Podobnie jak Grecja, Bałkany zapożyczały się na potęgę za granicą (choć dług nigdy nie był tak wysoki jak Aten) bez podnoszenia konkurencyjności. Teraz trwa walka o ustabilizowanie budżetów, która uderza w konsumpcję. Już po przejściu kryzysu bezrobocie w Serbii zwiększyło się o pół miliona osób. Oficjalne statystyki wskazują, że bez pracy pozostaje nawet 20 proc. osób w wieku produkcyjnym. Sytuacja nie wygląda lepiej w Chorwacji. Uliczne protesty, które w żartach porównywano do arabskiej wiosny, wybuchły w tym roku w Belgradzie i Zagrzebiu. Co prawda ucichły, jednak na jesieni w Chorwacji mają odbyć się wybory, a Serbię czeka głosowanie na początku przyszłego roku. Jednak analitycy ostrzegają, że przy takim poziomie niezadowolenia demonstranci znów mogą wylegnąć na ulice.

Nostalgia za Jugosławią

Jugosłowiański komunizm był bardziej miękki niż w wielu innych krajach bloku wschodniego. Neutralność podczas zimnej wojny – wprowadzona przez Josipa Broza Tito, który rządził przez 35 lat – pozwoliła zaciągać znaczące kredyty na Zachodzie. To stworzyło iluzoryczne wrażenie dobrobytu, niemożliwe do utrzymania już pod koniec lat 80. – Życie było wtedy lepsze, bardziej przewidywalne. Kończyłeś szkołę, dostawałeś pracę, wnioskowałeś o mieszkanie, wyjeżdżałeś na wakacje i brałeś kredyty na wszystko, co było ci potrzebne. O bezrobociu nikt nie słyszał – mówi Jana Kocić, 38-letnia agentka nieruchomości z Belgradu.

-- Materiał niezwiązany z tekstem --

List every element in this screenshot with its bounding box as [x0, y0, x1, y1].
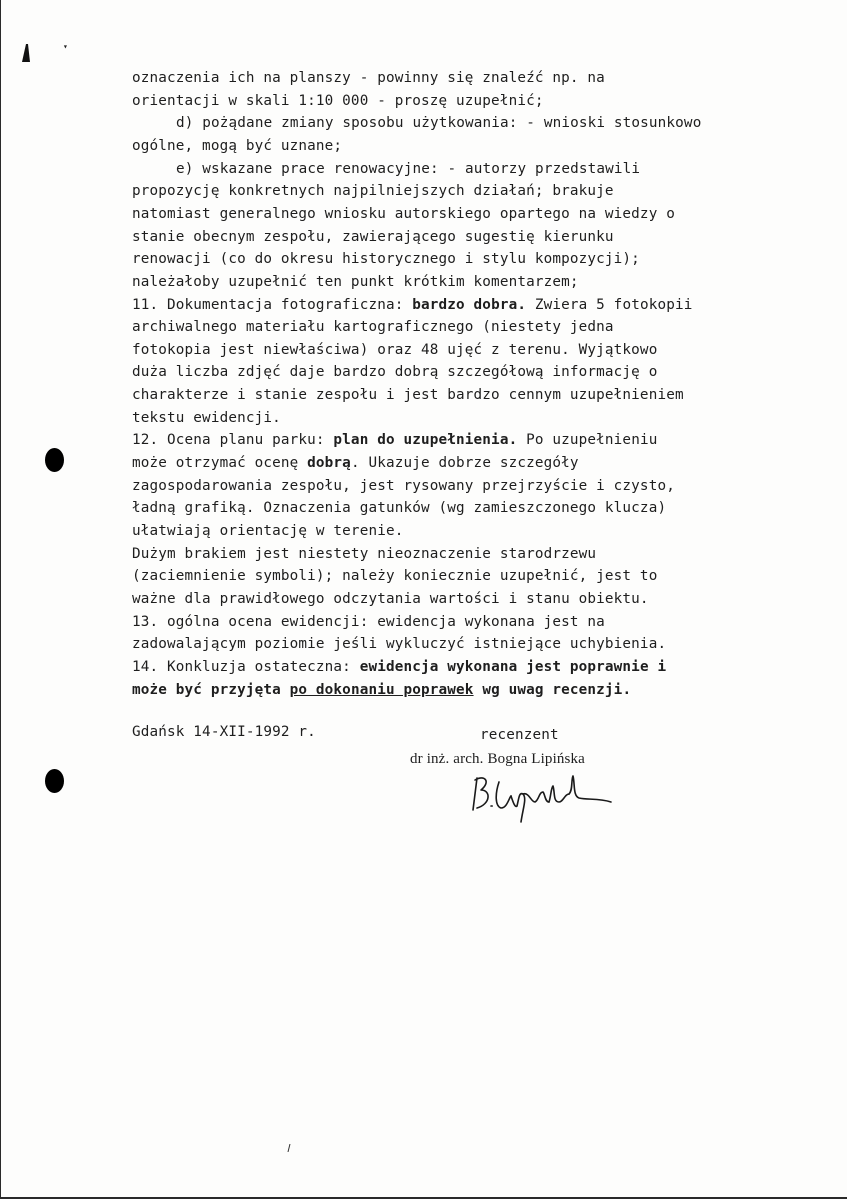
text-fragment: archiwalnego materiału kartograficznego (niestety jedna — [132, 319, 614, 335]
text-fragment: Zwiera 5 fotokopii — [526, 297, 693, 313]
text-line — [132, 614, 605, 630]
text-line — [176, 115, 701, 131]
punch-hole-icon — [45, 769, 64, 793]
text-line — [132, 319, 614, 335]
text-line — [132, 682, 631, 698]
text-line — [132, 523, 403, 539]
text-fragment: 12. Ocena planu parku: — [132, 432, 334, 448]
text-line — [132, 659, 666, 675]
text-fragment: ewidencja wykonana jest poprawnie i — [359, 659, 667, 675]
text-fragment: po dokonaniu poprawek — [289, 682, 474, 698]
reviewer-name: dr inż. arch. Bogna Lipińska — [410, 751, 585, 767]
text-line — [132, 591, 649, 607]
text-fragment: zadowalającym poziomie jeśli wykluczyć istniejące uchybienia. — [132, 636, 667, 652]
text-fragment: ułatwiają orientację w terenie. — [132, 523, 404, 539]
text-line — [132, 455, 579, 471]
text-line — [132, 297, 693, 313]
corner-mark-icon — [19, 40, 33, 64]
text-fragment: d) pożądane zmiany sposobu użytkowania: - wnioski stosunkowo — [176, 115, 702, 131]
text-fragment: e) wskazane prace renowacyjne: - autorzy przedstawili — [176, 161, 641, 177]
text-fragment: charakterze i stanie zespołu i jest bardzo cennym uzupełnieniem — [132, 387, 684, 403]
text-fragment: zagospodarowania zespołu, jest rysowany przejrzyście i czysto, — [132, 478, 675, 494]
text-line — [132, 478, 675, 494]
text-fragment: natomiast generalnego wniosku autorskiego opartego na wiedzy o — [132, 206, 675, 222]
text-line — [132, 500, 666, 516]
text-line — [132, 251, 640, 267]
text-fragment: tekstu ewidencji. — [132, 410, 281, 426]
text-fragment: może być przyjęta — [132, 682, 290, 698]
text-fragment: orientacji w skali 1:10 000 - proszę uzupełnić; — [132, 93, 544, 109]
text-fragment: plan do uzupełnienia. — [333, 432, 518, 448]
text-fragment: Po uzupełnieniu — [517, 432, 658, 448]
text-line — [132, 70, 605, 86]
text-line — [132, 274, 579, 290]
text-line — [132, 364, 657, 380]
place-date: Gdańsk 14-XII-1992 r. — [132, 724, 316, 740]
tick-mark-icon: ▾ — [63, 42, 68, 51]
text-fragment: . Ukazuje dobrze szczegóły — [350, 455, 579, 471]
text-fragment: Dużym brakiem jest niestety nieoznaczenie starodrzewu — [132, 546, 597, 562]
text-fragment: (zaciemnienie symboli); należy koniecznie uzupełnić, jest to — [132, 568, 658, 584]
text-fragment: wg uwag recenzji. — [473, 682, 632, 698]
text-line — [132, 568, 657, 584]
text-line — [132, 93, 544, 109]
text-line — [132, 206, 675, 222]
text-fragment: 14. Konkluzja ostateczna: — [132, 659, 360, 675]
signature-icon — [461, 768, 626, 828]
text-fragment: oznaczenia ich na planszy - powinny się znaleźć np. na — [132, 70, 605, 86]
text-fragment: ładną grafiką. Oznaczenia gatunków (wg zamieszczonego klucza) — [132, 500, 667, 516]
text-fragment: należałoby uzupełnić ten punkt krótkim komentarzem; — [132, 274, 579, 290]
text-fragment: ważne dla prawidłowego odczytania wartości i stanu obiektu. — [132, 591, 649, 607]
text-fragment: 13. ogólna ocena ewidencji: ewidencja wykonana jest na — [132, 614, 605, 630]
text-line — [132, 387, 684, 403]
text-fragment: renowacji (co do okresu historycznego i stylu kompozycji); — [132, 251, 640, 267]
text-line — [132, 546, 596, 562]
text-line — [132, 138, 342, 154]
text-line — [132, 432, 657, 448]
text-line — [132, 636, 666, 652]
text-fragment: ogólne, mogą być uznane; — [132, 138, 343, 154]
text-line — [132, 183, 614, 199]
text-fragment: bardzo dobra. — [412, 297, 527, 313]
reviewer-role: recenzent — [480, 727, 559, 743]
text-fragment: propozycję konkretnych najpilniejszych działań; brakuje — [132, 183, 614, 199]
scan-mark-icon — [287, 1144, 291, 1152]
text-fragment: stanie obecnym zespołu, zawierającego sugestię kierunku — [132, 229, 614, 245]
text-fragment: dobrą — [307, 455, 351, 471]
punch-hole-icon — [45, 448, 64, 472]
text-line — [176, 161, 640, 177]
text-fragment: 11. Dokumentacja fotograficzna: — [132, 297, 413, 313]
text-fragment: fotokopia jest niewłaściwa) oraz 48 ujęć z terenu. Wyjątkowo — [132, 342, 658, 358]
text-line — [132, 342, 657, 358]
text-line — [132, 229, 614, 245]
text-line — [132, 410, 281, 426]
text-fragment: duża liczba zdjęć daje bardzo dobrą szczegółową informację o — [132, 364, 658, 380]
text-fragment: może otrzymać ocenę — [132, 455, 308, 471]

>>> Czytaj też: Europa już nie interesuje Amerykanów

Na większości terenów byłej Jugosławii produkcja i płace realne są wciąż niższe niż w 1990 roku. Polityczni zdają sobie sprawę, że desperacko potrzebują inwestycji, by tworzyć miejsca pracy. – Przez pierwsze 10 lat po wojnie budowaliśmy naszą gospodarkę na imporcie, państwowych inwestycjach, a nie własnej produkcji i nowych przedsięwzięciach – mówi prezydent Chorwacji Ivo Josipović. Premier Serbii Mirko Cwetković wypowiada się w podobnym tonie. – Najważniejszym problemem jest bezrobocie. Nie przyciągnęliśmy wystarczającej liczby inwestycji, by stworzyć nowe miejsca pracy – mówi.
Kluczowe dla przyciągnięcia prywatnych inwestycji, dzięki którym mogą one powstać, jest członkostwo w UE. Regionalne rynki są zbyt małe, by przyciągnąć poważnych graczy. Zachodnie Bałkany już są w dużej mierze uzależnione od handlu z UE, a lokalne waluty sztywno powiązano z kursem euro.
Przykład Chorwacji pokazuje, jak trudne mogą być negocjacje akcesyjne z UE. Lokalni politycy mówią, że ten liczący 4,5 mln mieszkańców kraj przeszedł najtrudniejszy proces akcesyjny w historii Wspólnoty. Ponieważ państwa zachodnie narzekały, że Bułgaria i Rumunia zostały wpuszczone do Unii bez rozprawienia się z zorganizowaną przestępczością i korupcją, standardy znacznie zaostrzono. Negocjacje z Zagrzebiem zakończono po spektakularnej akcji antykorupcyjnej, która dotknęła najwyższe kręgi centroprawicowego rządu, w tym byłego premiera Ivo Sanadera.
Serbia zmaga się z podobnymi problemami, choć pozytywne jest to, że serbska klasa polityczna zawarła konsensus w sprawie członkostwa w UE, a twardogłowi nacjonaliści są marginalizowani. Punktem zwrotnym był rok 2008, kiedy proeuropejski prezydent Boris Tadić wygrał wybory i umocnił swoje wpływy w parlamencie. W kolejnych miesiącach doszło do aresztowania Radovana Karadzicia, politycznego przywódcy bośniackich Serbów w czasie wojny.
Wiele będzie jednak zależeć nie od samej Serbii, ale od UE. Po przyjęciu 12 nowych członków w 2004 i 2007 roku blok cierpiał na zmęczenie rozszerzeniem, a teraz dodatkowo osłabił go kryzys strefy euro. Największe państwa boją się przyjmować słabsze gospodarki do Wspólnoty.
Politycy w Brukseli twierdzą, że wciąż istnieje polityczna wola do przyjęcia reszty byłej Jugosławii. Szef polskiego MSZ Radosław Sikorski uważa, że jest szansa, by podczas trwającej prezydencji Warszawy Serbia uzyskała status kandydata do UE. – Istnieje konsensus, że po Chorwacji należy zakończyć proces integracji zachodnich Bałkanów. Sprawa nie wywołuje zbyt wielkich emocji, bo nie jest kontrowersyjna – mówi.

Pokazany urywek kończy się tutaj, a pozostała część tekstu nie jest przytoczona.